Tú entendiste mi propósito, incluso primero que yo. Te conocí y lograste hacerme


entender para qué vivía, y luego me lo quitaste, yo deseaba encontrar paz,
deseaba que fueras feliz.

Te traje a la playa, el único lugar donde podía ir a recoger esperanza y tranquilidad


antes de conocerte. El mar era el único que me hacía sentir que no había un dolor
que fuese tan grande como él, tan fuerte y feroz. Y sentados en la arena te estaba
contando mi historia. Te narré mi historia, consciente de que nuestros mundos se
entrelazaban, pero nuestras realidades jamás podrían tocarse.

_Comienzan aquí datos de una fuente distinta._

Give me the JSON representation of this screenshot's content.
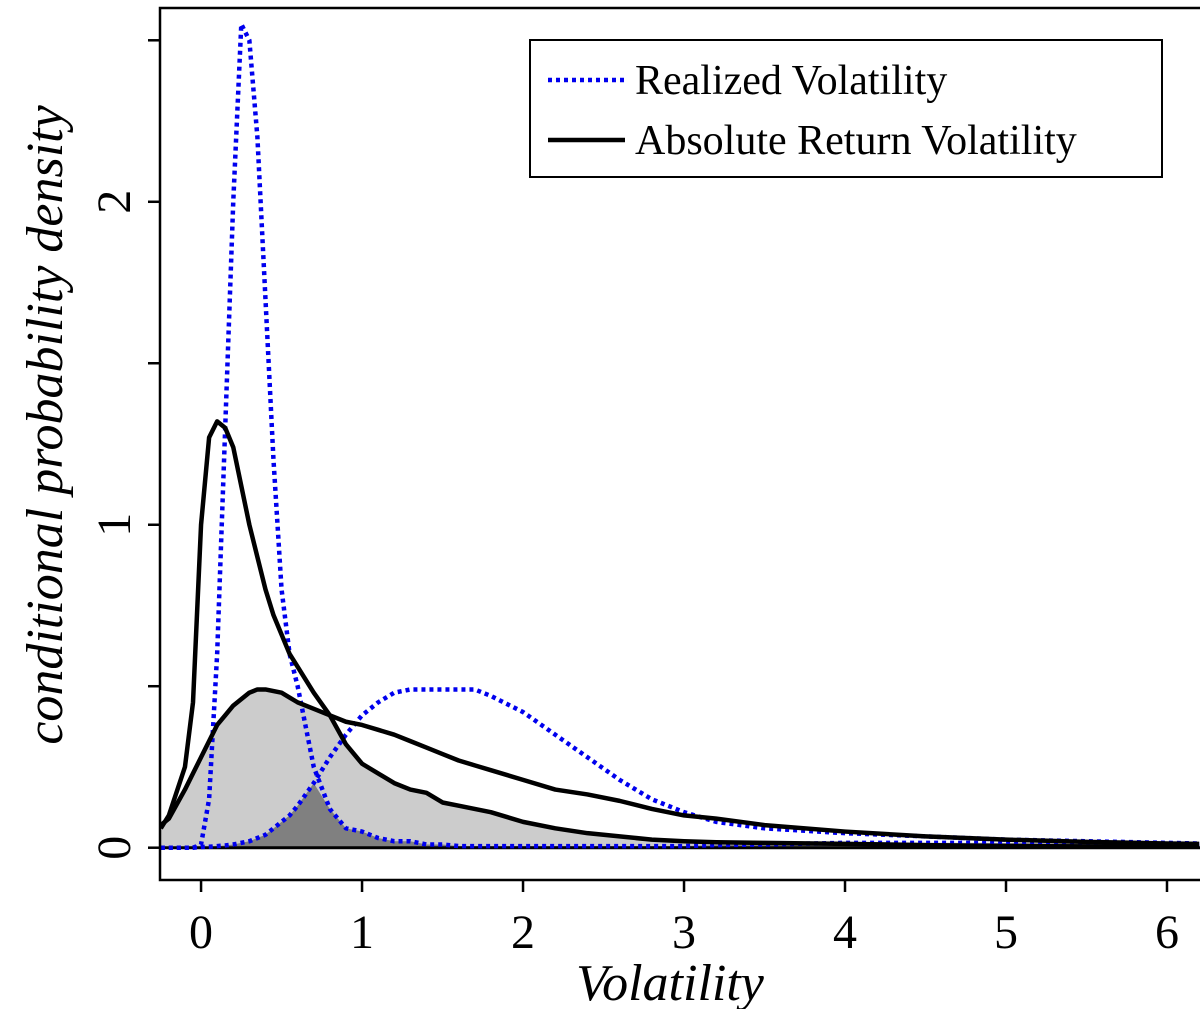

Mis manos temblaban, mi respiración se cortaba, seguías mirándome como si


quisieras guardar la imagen de mi rostro por siempre, mis lagrimas por fin cayeron,
aunque frente al imponente mar fueran nada. Te levantaste y recitaste las palabras
más hermosas que jamás hubiese escuchado: “Te amo y te amaré toda la
eternidad, es una promesa”. Desearía que esas palabras jamás se hubieran
escapado de tus labios, que ese sentimiento no hubiese existido, aunque tú me
amaste, aunque yo te amaba. Te levantaste de la arena, me miraste por última
vez, y cuando quisiste acariciarme, volteaste la mirada y caminaste hacia el mar,
las olas se movían con braveza anunciando un adiós que significaría mi vida
eterna, y la luna fue el único testigo de tus últimos respiros, de mis inútiles pasos
desesperados por salvarte, de las lágrimas que no hacían ninguna diferencia
porque moriste intentando estar conmigo toda la vida, quizás una eternidad, pero,
al contrario de lo que fue mi suerte, lograste que tuviera que vivir en condena
apenas acompañado de mi dolor porque mi alma estará en constante pena debido
a tu pérdida, porque solo pude ser feliz contigo. Entonces, fue justo, allí, que
descubrí que mi propósito era encontrar el amor y ser feliz, te encontré y te fuiste
antes de por fin completar el propósito que me trajo a la vida; el tuyo era amar a
quien careciera de amor, inocentemente moriste habiendo ya cumplido tu
propósito arrebatándome el final, dejándome con dolor eterno.